Cooking Pies with Mother-The Atlantic monthly, Volume 128

At our house pies were a real occasion fraught with happiness, and everything was as it should have been. Mother, distant far-away pretty mother, descended into the kitchen with a large red checked gingham apron, which flowed all over her pretty shoulders and gave size and matronly proportions to her otherwise slim figure. Her face became flushed with the happiness of manual labor. And I watched her with ecstasy as she handled the huge old range, dexterously shutting a draft here, opening one there, until the stove glowed in pride and a red heat of anticipated pleasure. Mother allowed none of the servants in the kitchen when she descended to make pies. That was what made the day one long day of satisfaction—revealing mother to me intimately, personally, as I saw her upstairs.

You who have never had far-away artist mothers can never know the long lonesome days that glide into each other endlessly. You can never know how ravenously I watched and listened and smelled during these fragrant, spicy hours.

After the fire-building came great bowls from the pantry; and together mother and I searched the dark, damp cellar for apples and jars of fruit. I clung to her hand and felt well-nigh to bursting as I thought how brave my pretty mother must be; for, while I was peering furtively at the dark places for spiders and black, crawly things, mother walked lightly and assuredly, clasping her hand firmly over mine when she felt me start. How I loved her for that!

When we came back laden with apples and jars of fruit, I always climbed up on cook's huge, old chair right next to the tables — something I never dared to do on other days, even when cook was in her most engaging mood. I watched mother empty jars swiftly; plums and pears and peaches splashing gayly into saucepans. It seemed to me mother's hands never looked daintier or more beautiful than when she took a pinch of this brown spice or a pinch of that yellow, softer stuff from the spice-jars.
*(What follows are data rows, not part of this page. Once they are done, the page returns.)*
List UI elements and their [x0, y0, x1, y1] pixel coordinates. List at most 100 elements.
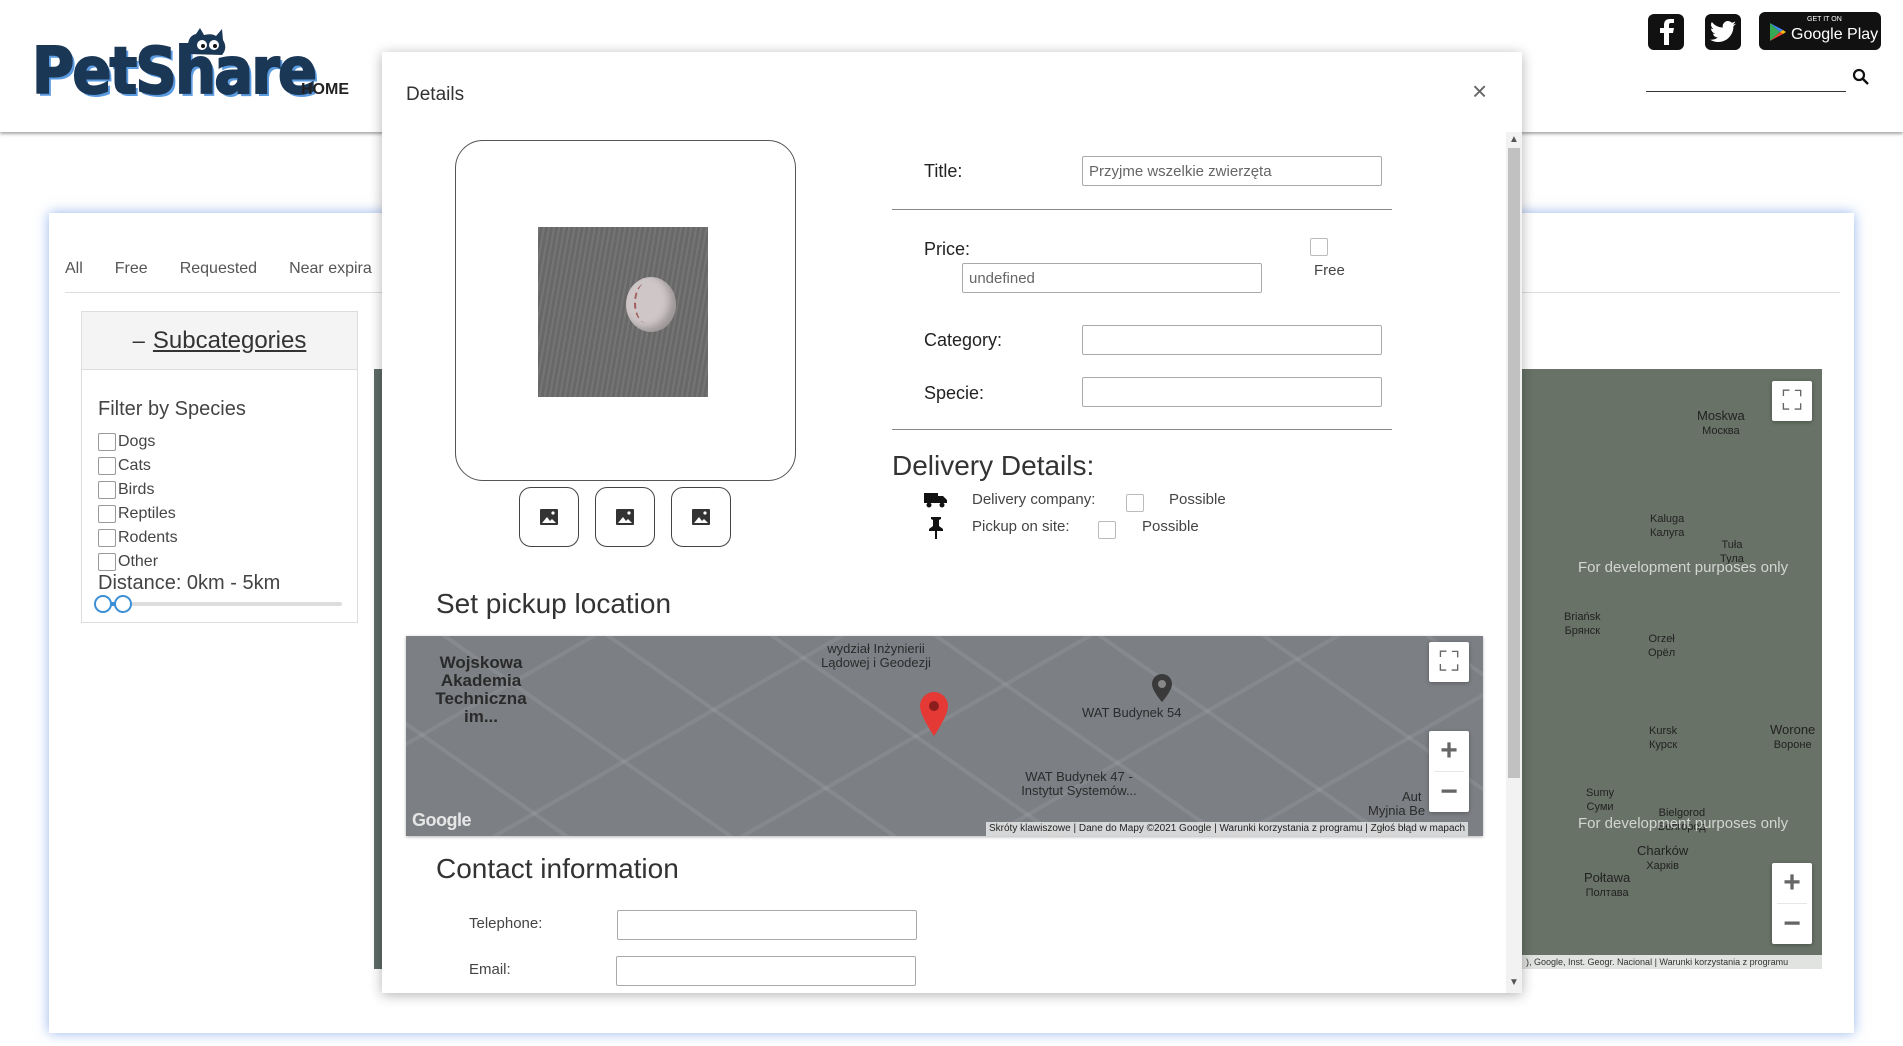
filter-header[interactable]: – Subcategories	[82, 312, 357, 370]
details-modal: Details × Title: Price: Free Category: S…	[382, 52, 1522, 993]
email-label: Email:	[469, 961, 511, 978]
tab-requested[interactable]: Requested	[180, 260, 257, 278]
pet-photo	[538, 227, 708, 397]
telephone-label: Telephone:	[469, 915, 543, 932]
city-label: Charków Харків	[1637, 843, 1689, 873]
modal-title: Details	[406, 84, 465, 105]
filter-species-label: Filter by Species	[98, 398, 246, 420]
map-label: Myjnia Be	[1368, 803, 1426, 818]
listing-tabs: All Free Requested Near expira	[65, 260, 404, 278]
delivery-company-checkbox[interactable]	[1126, 494, 1144, 512]
species-label: Reptiles	[118, 505, 176, 522]
city-label: Worone Вороне	[1770, 722, 1816, 752]
category-input[interactable]	[1082, 325, 1382, 355]
pickup-map[interactable]: Wojskowa Akademia Techniczna im... wydzi…	[406, 636, 1483, 836]
title-input[interactable]	[1082, 156, 1382, 186]
zoom-control[interactable]: + −	[1772, 863, 1812, 944]
species-label: Other	[118, 553, 159, 570]
scroll-up-icon[interactable]: ▲	[1509, 134, 1519, 145]
slider-max-handle[interactable]	[114, 595, 132, 613]
title-label: Title:	[924, 161, 963, 181]
zoom-out-button[interactable]: −	[1429, 772, 1469, 812]
city-label: Sumy Суми	[1586, 787, 1615, 814]
twitter-icon[interactable]	[1705, 14, 1741, 50]
divider	[892, 429, 1392, 430]
overview-map[interactable]: Moskwa Москва Kaluga Калуга Tuła Тула For d…	[1522, 369, 1822, 969]
zoom-out-button[interactable]: −	[1772, 904, 1812, 944]
place-marker-icon	[1152, 674, 1172, 702]
listings-map-edge	[374, 369, 382, 969]
checkbox[interactable]	[98, 457, 116, 475]
image-slot-button[interactable]	[519, 487, 579, 547]
location-pin-icon[interactable]	[920, 692, 948, 736]
scrollbar-thumb[interactable]	[1508, 148, 1520, 778]
fullscreen-button[interactable]: ⛶	[1429, 642, 1469, 682]
modal-scrollbar[interactable]: ▲ ▼	[1506, 132, 1522, 993]
play-store-icon	[1770, 23, 1786, 41]
species-cats[interactable]: Cats	[98, 454, 178, 478]
tab-free[interactable]: Free	[115, 260, 148, 278]
telephone-input[interactable]	[617, 910, 917, 940]
city-label: Kaluga Калуга	[1650, 513, 1685, 540]
city-label: Połtawa Полтава	[1584, 870, 1631, 900]
city-label: Briańsk Брянск	[1564, 611, 1601, 638]
zoom-in-button[interactable]: +	[1772, 863, 1812, 903]
zoom-control[interactable]: + −	[1429, 731, 1469, 812]
image-icon	[616, 509, 634, 525]
species-list: Dogs Cats Birds Reptiles Rodents Other	[98, 430, 178, 574]
checkbox[interactable]	[98, 481, 116, 499]
image-slot-button[interactable]	[595, 487, 655, 547]
tab-near-expiration[interactable]: Near expira	[289, 260, 372, 278]
checkbox[interactable]	[98, 505, 116, 523]
species-rodents[interactable]: Rodents	[98, 526, 178, 550]
fullscreen-button[interactable]: ⛶	[1772, 381, 1812, 421]
slider-min-handle[interactable]	[94, 595, 112, 613]
delivery-company-label: Delivery company:	[972, 491, 1096, 508]
google-play-button[interactable]: GET IT ON Google Play	[1759, 12, 1881, 50]
image-slot-button[interactable]	[671, 487, 731, 547]
species-label: Dogs	[118, 433, 156, 450]
pickup-location-title: Set pickup location	[436, 588, 672, 619]
pickup-label: Pickup on site:	[972, 518, 1070, 535]
specie-input[interactable]	[1082, 377, 1382, 407]
email-input[interactable]	[616, 956, 916, 986]
close-icon[interactable]: ×	[1472, 78, 1487, 104]
pickup-option: Possible	[1142, 518, 1199, 535]
price-input[interactable]	[962, 263, 1262, 293]
map-label: WAT Budynek 47 - Instytut Systemów...	[1021, 769, 1137, 799]
price-label: Price:	[924, 239, 971, 259]
checkbox[interactable]	[98, 529, 116, 547]
photo-preview-frame[interactable]	[455, 140, 796, 481]
category-label: Category:	[924, 330, 1003, 350]
map-label: Wojskowa Akademia Techniczna im...	[435, 653, 527, 726]
species-reptiles[interactable]: Reptiles	[98, 502, 178, 526]
checkbox[interactable]	[98, 433, 116, 451]
map-label: wydział Inżynierii Lądowej i Geodezji	[821, 641, 931, 671]
species-other[interactable]: Other	[98, 550, 178, 574]
checkbox[interactable]	[98, 553, 116, 571]
distance-slider[interactable]	[94, 595, 342, 613]
species-label: Rodents	[118, 529, 178, 546]
map-attribution: ), Google, Inst. Geogr. Nacional | Warun…	[1522, 955, 1822, 969]
nav-home-link[interactable]: HOME	[301, 81, 349, 99]
pushpin-icon	[929, 517, 943, 539]
image-icon	[692, 509, 710, 525]
free-checkbox[interactable]	[1310, 238, 1328, 256]
species-birds[interactable]: Birds	[98, 478, 178, 502]
petshare-logo[interactable]: PetShare	[31, 28, 318, 110]
filter-panel: – Subcategories Filter by Species Dogs C…	[81, 311, 358, 623]
facebook-icon[interactable]	[1648, 14, 1684, 50]
search-icon[interactable]	[1852, 68, 1870, 86]
city-label: Moskwa Москва	[1697, 408, 1745, 438]
cat-icon	[187, 28, 226, 55]
map-attribution: Skróty klawiszowe | Dane do Mapy ©2021 G…	[986, 822, 1469, 836]
tab-all[interactable]: All	[65, 260, 83, 278]
species-label: Cats	[118, 457, 151, 474]
search-input[interactable]	[1646, 90, 1846, 92]
zoom-in-button[interactable]: +	[1429, 731, 1469, 771]
pickup-checkbox[interactable]	[1098, 521, 1116, 539]
species-dogs[interactable]: Dogs	[98, 430, 178, 454]
scroll-down-icon[interactable]: ▼	[1509, 977, 1519, 988]
filter-title[interactable]: Subcategories	[153, 327, 306, 355]
collapse-icon[interactable]: –	[133, 328, 145, 354]
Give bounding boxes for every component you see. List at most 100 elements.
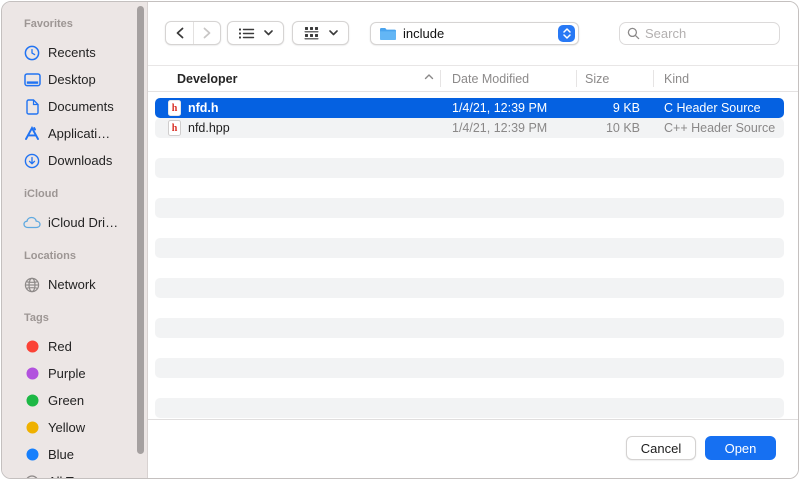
column-header-developer[interactable]: Developer	[177, 72, 237, 86]
file-kind: C Header Source	[664, 101, 761, 115]
desktop-icon	[23, 71, 41, 89]
sidebar-item-label: Documents	[48, 99, 114, 114]
dialog-footer: Cancel Open	[148, 419, 798, 478]
empty-list-row	[155, 258, 784, 278]
empty-list-row	[155, 358, 784, 378]
column-header-kind[interactable]: Kind	[664, 72, 689, 86]
tag-dot-icon	[23, 446, 41, 464]
sidebar-item-label: Desktop	[48, 72, 96, 87]
forward-button[interactable]	[193, 22, 220, 44]
empty-list-row	[155, 198, 784, 218]
sidebar-item-network[interactable]: Network	[2, 271, 147, 298]
sidebar-section-label-favorites: Favorites	[2, 17, 147, 31]
clock-icon	[23, 44, 41, 62]
sidebar-section-label-locations: Locations	[2, 249, 147, 263]
sidebar-item-yellow[interactable]: Yellow	[2, 414, 147, 441]
sidebar-item-label: Network	[48, 277, 96, 292]
file-row-nfd.h[interactable]: hnfd.h1/4/21, 12:39 PM9 KBC Header Sourc…	[155, 98, 784, 118]
tag-dot-icon	[23, 365, 41, 383]
column-header-date-modified[interactable]: Date Modified	[452, 72, 529, 86]
sidebar-item-label: Green	[48, 393, 84, 408]
chevron-right-icon	[202, 27, 212, 39]
chevron-down-icon	[329, 30, 338, 36]
sidebar: Favorites Recents Desktop Documents Applicat…	[2, 2, 148, 478]
location-label: include	[403, 26, 444, 41]
sidebar-scrollbar[interactable]	[137, 6, 144, 454]
group-view-icon	[303, 26, 320, 40]
sidebar-item-all-tags[interactable]: All Tags	[2, 468, 147, 478]
empty-list-row	[155, 278, 784, 298]
list-view-button[interactable]	[227, 21, 284, 45]
back-button[interactable]	[166, 22, 193, 44]
open-button[interactable]: Open	[705, 436, 776, 460]
folder-icon	[379, 27, 397, 41]
file-size: 10 KB	[515, 121, 640, 135]
sidebar-section-gap	[2, 298, 147, 311]
sidebar-item-icloud-dri[interactable]: iCloud Dri…	[2, 209, 147, 236]
h-source-file-icon: h	[168, 100, 181, 116]
location-dropdown[interactable]: include	[370, 22, 579, 45]
empty-list-row	[155, 138, 784, 158]
empty-list-row	[155, 238, 784, 258]
sidebar-item-recents[interactable]: Recents	[2, 39, 147, 66]
sidebar-item-red[interactable]: Red	[2, 333, 147, 360]
empty-list-row	[155, 298, 784, 318]
sidebar-item-applicati[interactable]: Applicati…	[2, 120, 147, 147]
file-row-nfd.hpp[interactable]: hnfd.hpp1/4/21, 12:39 PM10 KBC++ Header …	[155, 118, 784, 138]
search-field[interactable]	[619, 22, 780, 45]
sidebar-item-label: All Tags	[48, 474, 93, 478]
sidebar-item-label: Yellow	[48, 420, 85, 435]
sidebar-item-label: Purple	[48, 366, 86, 381]
empty-list-row	[155, 318, 784, 338]
main-pane: include Developer Date Modified	[148, 2, 798, 478]
sidebar-item-purple[interactable]: Purple	[2, 360, 147, 387]
cloud-icon	[23, 214, 41, 232]
cancel-button[interactable]: Cancel	[626, 436, 696, 460]
empty-list-row	[155, 378, 784, 398]
file-name: nfd.hpp	[188, 121, 230, 135]
sidebar-item-label: Blue	[48, 447, 74, 462]
column-header-size[interactable]: Size	[585, 72, 609, 86]
column-separator[interactable]	[576, 70, 577, 87]
empty-list-row	[155, 398, 784, 418]
sidebar-item-blue[interactable]: Blue	[2, 441, 147, 468]
sidebar-section-label-tags: Tags	[2, 311, 147, 325]
chevron-left-icon	[175, 27, 185, 39]
empty-list-row	[155, 178, 784, 198]
sidebar-item-downloads[interactable]: Downloads	[2, 147, 147, 174]
column-separator[interactable]	[653, 70, 654, 87]
appstore-a-icon	[23, 125, 41, 143]
tag-dot-icon	[23, 392, 41, 410]
empty-list-row	[155, 338, 784, 358]
sidebar-section-label-icloud: iCloud	[2, 187, 147, 201]
nav-button-group	[165, 21, 221, 45]
sidebar-item-label: Recents	[48, 45, 96, 60]
chevron-down-icon	[264, 30, 273, 36]
download-circle-icon	[23, 152, 41, 170]
search-input[interactable]	[645, 26, 760, 41]
sidebar-item-desktop[interactable]: Desktop	[2, 66, 147, 93]
empty-list-row	[155, 218, 784, 238]
magnifier-icon	[627, 27, 640, 40]
sort-ascending-icon[interactable]	[424, 73, 434, 80]
sidebar-item-green[interactable]: Green	[2, 387, 147, 414]
h-source-file-icon: h	[168, 120, 181, 136]
sidebar-item-label: iCloud Dri…	[48, 215, 118, 230]
up-down-chevrons-icon[interactable]	[558, 25, 575, 42]
sidebar-item-documents[interactable]: Documents	[2, 93, 147, 120]
empty-list-row	[155, 158, 784, 178]
list-view-icon	[238, 27, 255, 40]
file-list: hnfd.h1/4/21, 12:39 PM9 KBC Header Sourc…	[148, 92, 798, 419]
tag-dot-icon	[23, 338, 41, 356]
column-separator[interactable]	[440, 70, 441, 87]
sidebar-item-label: Red	[48, 339, 72, 354]
document-icon	[23, 98, 41, 116]
toolbar: include	[148, 2, 798, 65]
sidebar-item-label: Downloads	[48, 153, 112, 168]
sidebar-item-label: Applicati…	[48, 126, 110, 141]
file-kind: C++ Header Source	[664, 121, 775, 135]
sidebar-section-gap	[2, 174, 147, 187]
file-size: 9 KB	[515, 101, 640, 115]
tag-dot-icon	[23, 419, 41, 437]
group-view-button[interactable]	[292, 21, 349, 45]
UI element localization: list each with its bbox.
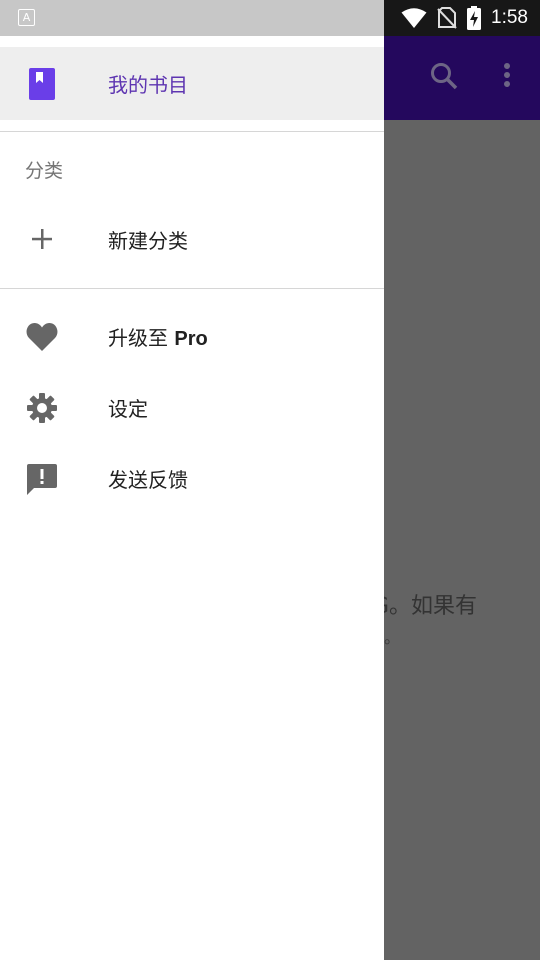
drawer-item-label: 我的书目 — [108, 73, 188, 97]
drawer-item-my-books[interactable]: 我的书目 — [0, 47, 384, 120]
status-time: 1:58 — [491, 7, 528, 28]
battery-charging-icon — [467, 6, 482, 30]
navigation-drawer: 我的书目 分类 新建分类 升级至 Pro 设定 发送反馈 — [0, 36, 384, 960]
drawer-item-send-feedback[interactable]: 发送反馈 — [0, 443, 384, 514]
background-empty-message-2: 。 — [384, 628, 401, 647]
pro-label: Pro — [174, 328, 208, 350]
drawer-item-new-category[interactable]: 新建分类 — [0, 206, 384, 272]
drawer-item-upgrade-pro[interactable]: 升级至 Pro — [0, 301, 384, 372]
status-bar: A 1:58 — [0, 0, 540, 36]
search-icon[interactable] — [429, 61, 459, 91]
drawer-item-label: 发送反馈 — [108, 468, 188, 492]
wifi-icon — [401, 8, 427, 28]
drawer-item-label: 升级至 Pro — [108, 326, 208, 350]
heart-icon — [26, 321, 58, 353]
background-empty-message: G。如果有 — [384, 594, 478, 619]
plus-icon — [26, 223, 58, 255]
category-section-title: 分类 — [25, 159, 64, 182]
more-vert-icon[interactable] — [500, 61, 514, 91]
app-notification-icon: A — [18, 9, 35, 26]
drawer-item-label: 新建分类 — [108, 228, 188, 253]
drawer-item-label: 设定 — [108, 397, 148, 421]
drawer-item-settings[interactable]: 设定 — [0, 372, 384, 443]
app-bar-dimmed — [384, 36, 540, 120]
status-icons-area: 1:58 — [384, 0, 540, 36]
gear-icon — [26, 392, 58, 424]
feedback-icon — [26, 463, 58, 495]
no-sim-icon — [437, 7, 457, 29]
bookshelf-icon — [26, 67, 58, 100]
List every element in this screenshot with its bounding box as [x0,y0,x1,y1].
She hesitated and studied about each pinch. One would think she was hesitating over the browns in one of her great pictures.

Soon the saucepans were bubbling merrily on the stove, sending out cinnamons and spices from Araby, and mother was in the most delicious part of the pie-making — mixing the crust! I never asked to help roll. I did not want to miss one fraction of a minute watching the delightful process in mother's hands.

Gradually the whole room, the whole

world, seemed to be a rolling pie-crust. Back and forth it rolled, twisting gracefully, squeezing out from under the rolling-pin, farther and farther across the table. The whole room seemed suddenly to have become quiet, watching mother. The fire crackled less noisily, and the saucepans lowered their bubbling to a gentle simmer. They were watching mother and listening to her humming snatches of the 'Marseillaise' and gently thumping and coaxing endless pie-crust into delicate crusty sheets. Once in a while, she would pause and would smile happily, dreamily at me. I squirmed restlessly then, for I thought with a pang that to-morrow she would be my far-away mother again.

I watched her pour the saucepans full of spicy fruit into deep cavernous crusts. I watched her fit the top crusts over the pies, closing the steaming fruit into a prison of juicy fragrance. I watched her — oh, endlessly! It seemed to me I never could watch her enough on these rare, glorious days when I really owned a real mother.

As the brown crusty smell of baking crust mingled with the fruit and spices and filled the air with warmth and fragrance, my mother gathered me into her arms. She drew up cook's old rocker, and we traveled back together to other days, when mother was a girl, back to a tiny house in Southern France where there were sisters and sisters and sisters, and nobody ever got lonely, and mother's face grew very young and gay; gay, wet curls fell over her eyes as she told about the grapes to pick, and the work to be finished before a day was called a day; as she told me of spankings and great holidays. We laughed recklessly! The young, pretty artist-mother of mine was warm and tender. How I loved her, and how I longed for all days to be filled with large juicy pies and a warm regular mother!